Parking is both an act and a thing. As an act, parking is the process of maneuvering a vehicle into an available parking space. As a thing, parking is the process of stopping or standing of a moving vehicle, whether occupied or not. From a legal standpoint, all this parking is supposed to happen in a defined parking space, as opposed to, say, in the middle of busy intersection or on a congested freeway.
There are about four parking spaces for each registered vehicle in the car-centric United States, according to a recent study by transportation engineers at the University of California, Berkeley. With a quarter of a billion cars on the road, that means there are somewhere around one billion parking spaces, just in the U.S. That’s lots of parking lots.
Once a vehicle is parked, it just sits there. Donald Shoup, Distinguished Research Professor in the Department of Urban Planning at the University of California, Los Angeles (UCLA), has noted in his research and his book, The High Cost of Free Parking (Planners Press, 2006), “Cars are parked 95% of the time.”
Why is Parking Management Important?
You might ask, “If we have plenty of parking spaces for cars that just sit there most of the time, what is there to manage?” A similar, dismissive question that parking management professionals hear all the time is, “Parking? What could there be to it?”
The answer to both questions: Plenty. There is physical plant, customer service, revenue and expense to manage. There are societal and environmental concerns as well. Many scholars, experts and professionals within the industry have recognized the central role parking management plays in the overall transportation management ecosystem. Managing these attributes as well as these concerns, can help make transportation more sustainable by reducing congestion and pollution, improving the quality of urban life and returning parking revenues to local communities for reinvestment.
First, there is a physical aspect to parking management. Even so-called “free parking” at your local mall must be planned, constructed, maintained, cleaned and secured. All these efforts require forethought and expertise, while generating time and expense. As parking professionals have known for years, there is no such thing as free parking. And someone has to keep an eye on all those parked cars.
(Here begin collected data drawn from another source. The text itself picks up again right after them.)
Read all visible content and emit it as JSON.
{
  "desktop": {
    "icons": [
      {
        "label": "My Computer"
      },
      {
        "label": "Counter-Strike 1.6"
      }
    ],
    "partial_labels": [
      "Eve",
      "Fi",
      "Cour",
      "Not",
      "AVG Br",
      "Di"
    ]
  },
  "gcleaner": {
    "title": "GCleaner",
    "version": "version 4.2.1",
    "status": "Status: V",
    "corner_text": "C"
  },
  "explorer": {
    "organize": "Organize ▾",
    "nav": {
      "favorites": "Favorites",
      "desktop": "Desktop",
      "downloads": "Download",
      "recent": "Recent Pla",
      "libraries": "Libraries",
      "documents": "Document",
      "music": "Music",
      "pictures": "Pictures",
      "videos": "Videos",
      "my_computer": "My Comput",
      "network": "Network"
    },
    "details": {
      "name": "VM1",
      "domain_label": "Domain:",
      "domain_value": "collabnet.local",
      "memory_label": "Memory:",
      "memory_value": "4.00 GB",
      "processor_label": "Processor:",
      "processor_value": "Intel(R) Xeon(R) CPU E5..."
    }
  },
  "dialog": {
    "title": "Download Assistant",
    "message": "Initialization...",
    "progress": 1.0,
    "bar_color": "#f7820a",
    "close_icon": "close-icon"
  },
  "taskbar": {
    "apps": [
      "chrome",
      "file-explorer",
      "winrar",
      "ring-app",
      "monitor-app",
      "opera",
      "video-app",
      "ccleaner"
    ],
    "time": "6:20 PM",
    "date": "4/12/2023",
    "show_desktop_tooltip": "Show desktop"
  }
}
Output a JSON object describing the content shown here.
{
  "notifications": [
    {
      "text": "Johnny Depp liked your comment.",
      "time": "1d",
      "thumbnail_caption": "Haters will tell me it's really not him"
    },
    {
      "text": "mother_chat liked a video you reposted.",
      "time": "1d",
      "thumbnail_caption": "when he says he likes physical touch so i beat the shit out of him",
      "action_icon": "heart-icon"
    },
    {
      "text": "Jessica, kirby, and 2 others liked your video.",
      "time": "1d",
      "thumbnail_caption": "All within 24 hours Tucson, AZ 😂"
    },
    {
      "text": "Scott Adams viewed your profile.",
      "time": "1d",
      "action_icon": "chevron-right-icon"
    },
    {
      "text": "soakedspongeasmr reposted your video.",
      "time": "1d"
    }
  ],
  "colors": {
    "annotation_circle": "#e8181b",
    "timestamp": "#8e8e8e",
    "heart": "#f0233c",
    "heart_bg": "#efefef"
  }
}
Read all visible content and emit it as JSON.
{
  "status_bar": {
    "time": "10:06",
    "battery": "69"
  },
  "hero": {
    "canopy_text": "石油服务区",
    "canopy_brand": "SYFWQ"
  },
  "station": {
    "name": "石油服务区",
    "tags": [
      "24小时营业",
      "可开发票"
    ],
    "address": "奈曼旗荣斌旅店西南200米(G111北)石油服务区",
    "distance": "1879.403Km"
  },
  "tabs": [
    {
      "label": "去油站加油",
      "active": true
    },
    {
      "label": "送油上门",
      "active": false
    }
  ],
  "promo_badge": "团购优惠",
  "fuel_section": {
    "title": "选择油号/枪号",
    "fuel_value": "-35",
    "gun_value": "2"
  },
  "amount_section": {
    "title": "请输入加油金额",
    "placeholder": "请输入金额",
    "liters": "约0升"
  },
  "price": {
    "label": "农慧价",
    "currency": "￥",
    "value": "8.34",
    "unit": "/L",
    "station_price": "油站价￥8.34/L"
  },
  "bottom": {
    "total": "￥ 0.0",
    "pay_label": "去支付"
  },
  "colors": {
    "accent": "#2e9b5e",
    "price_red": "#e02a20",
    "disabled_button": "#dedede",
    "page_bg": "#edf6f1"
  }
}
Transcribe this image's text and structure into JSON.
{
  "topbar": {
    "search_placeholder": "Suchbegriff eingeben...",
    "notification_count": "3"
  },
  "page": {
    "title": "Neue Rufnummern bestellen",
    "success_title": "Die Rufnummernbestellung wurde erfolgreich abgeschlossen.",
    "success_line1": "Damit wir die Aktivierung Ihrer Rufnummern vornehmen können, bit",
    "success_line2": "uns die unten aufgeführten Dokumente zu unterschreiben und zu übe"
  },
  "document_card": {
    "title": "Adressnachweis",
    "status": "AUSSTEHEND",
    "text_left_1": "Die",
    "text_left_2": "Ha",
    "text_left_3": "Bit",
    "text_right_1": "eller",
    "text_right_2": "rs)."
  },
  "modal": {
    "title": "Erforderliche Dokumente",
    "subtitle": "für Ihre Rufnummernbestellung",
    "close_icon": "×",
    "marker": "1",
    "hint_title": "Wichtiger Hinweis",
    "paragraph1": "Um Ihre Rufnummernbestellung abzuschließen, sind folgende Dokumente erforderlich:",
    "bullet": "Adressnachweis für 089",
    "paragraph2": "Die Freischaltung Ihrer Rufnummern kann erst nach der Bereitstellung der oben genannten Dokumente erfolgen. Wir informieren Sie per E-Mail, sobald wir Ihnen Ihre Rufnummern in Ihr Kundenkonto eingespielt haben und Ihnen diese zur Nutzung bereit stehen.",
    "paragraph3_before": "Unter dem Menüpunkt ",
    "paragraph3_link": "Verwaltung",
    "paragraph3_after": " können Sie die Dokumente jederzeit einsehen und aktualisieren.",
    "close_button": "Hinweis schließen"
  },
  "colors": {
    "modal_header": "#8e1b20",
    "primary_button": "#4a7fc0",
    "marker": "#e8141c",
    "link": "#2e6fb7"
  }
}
Second, there may be a commercial aspect to parking. A definition of “commercial parking” could be, “The temporary rental of real estate for the purposes of vehicle storage.” If a facility happens to be located in a dense, high-demand urbanized area, the owner – private or public – may attach a fee for the privilege of parking there. Whether you agree with the principle of paid parking or not, commercial parking is a reality and is not going to disappear anytime soon. Until that happens, those revenues must be monitored, collected and properly recorded.
According to statistics gathered by the aforementioned University of California study and the International Parking Institute, the commercial parking industry, just in the U.S., is estimated to comprise 100 million metered on-street parking spaces. There are over 13,000 commercial off-street parking facilities, generating $25-30 billion per year.
There are market sectors within parking distinguished by type of operation, such as:
- Robotic (automated)
- Central cashiering
- Pay-On-Foot (POF)
There are also a variety of environments where commercial parking is deployed, including:
Parking also generates larger-scale, macro social and environmental concerns that must be managed. These aspects have become an increasingly more important part of the parking management profession and are addressed here on our website at Transportation Demand Management and Intermodal Transportation Management.
So, What is Parking Management?
Todd Litman at the Victoria Transport Policy Institute offers us this succinct definition from the book “Parking Management Best Practices” (Planners Press, 2006), “Parking management refers to various policies and programs that result in more efficient use of parking resources .”
This interpretation puts the relationship of parking infrastructure (on- and off-street parking spaces, garages, lots, etc.) into context with the larger transportation ecosystem of which parking is but a small part. The transportation ecosystem, which includes diverse disciplines such as vehicle manufacturing, urban planning, traffic management and road construction delivers vehicles (and their driver customers) to the parking infrastructure.
Some think of parking as merely an unimportant endpoint, like a deserted island. However, parking management practitioners should consider their connection to this larger transportation ecosystem. Like its natural counterpart, a transportation ecosystem must be sustainable. Every viable component of this ecosystem, including parking, is dependent upon its linkage to, and the health of, this ecosystem. For this reason, we believe a professional “Parking Manager” is, or should be, rebranded a “Mobility Manager.”
The Future of Parking Management?
Our goal is to make better use of the parking resources we have right now. This makes sense; parking management is changing. We believe in the future there will likely be fewer parking facilities constructed and more “free parking” converted to commercial parking. Parking rates will be much higher to reflect the true societal, economic and environmental costs of the Single-Occupant Vehicle (SOV).
There will be smart, “connected” cars – perhaps even driverless ones – communicating with Internet-based parking space reservation systems and queuing themselves into robotic parking garages. From a remote command center, the Mobility Manager will dynamically price the available parking stalls according to predictive analytics pushed from the local Intelligent Transportation System (ITS).
This isn’t a Jetsons cartoon flying car fantasy. It’s happening now. So even if you didn’t believe there was much to Parking Management before, we hope you can see there is now. And there will be more in the very near future.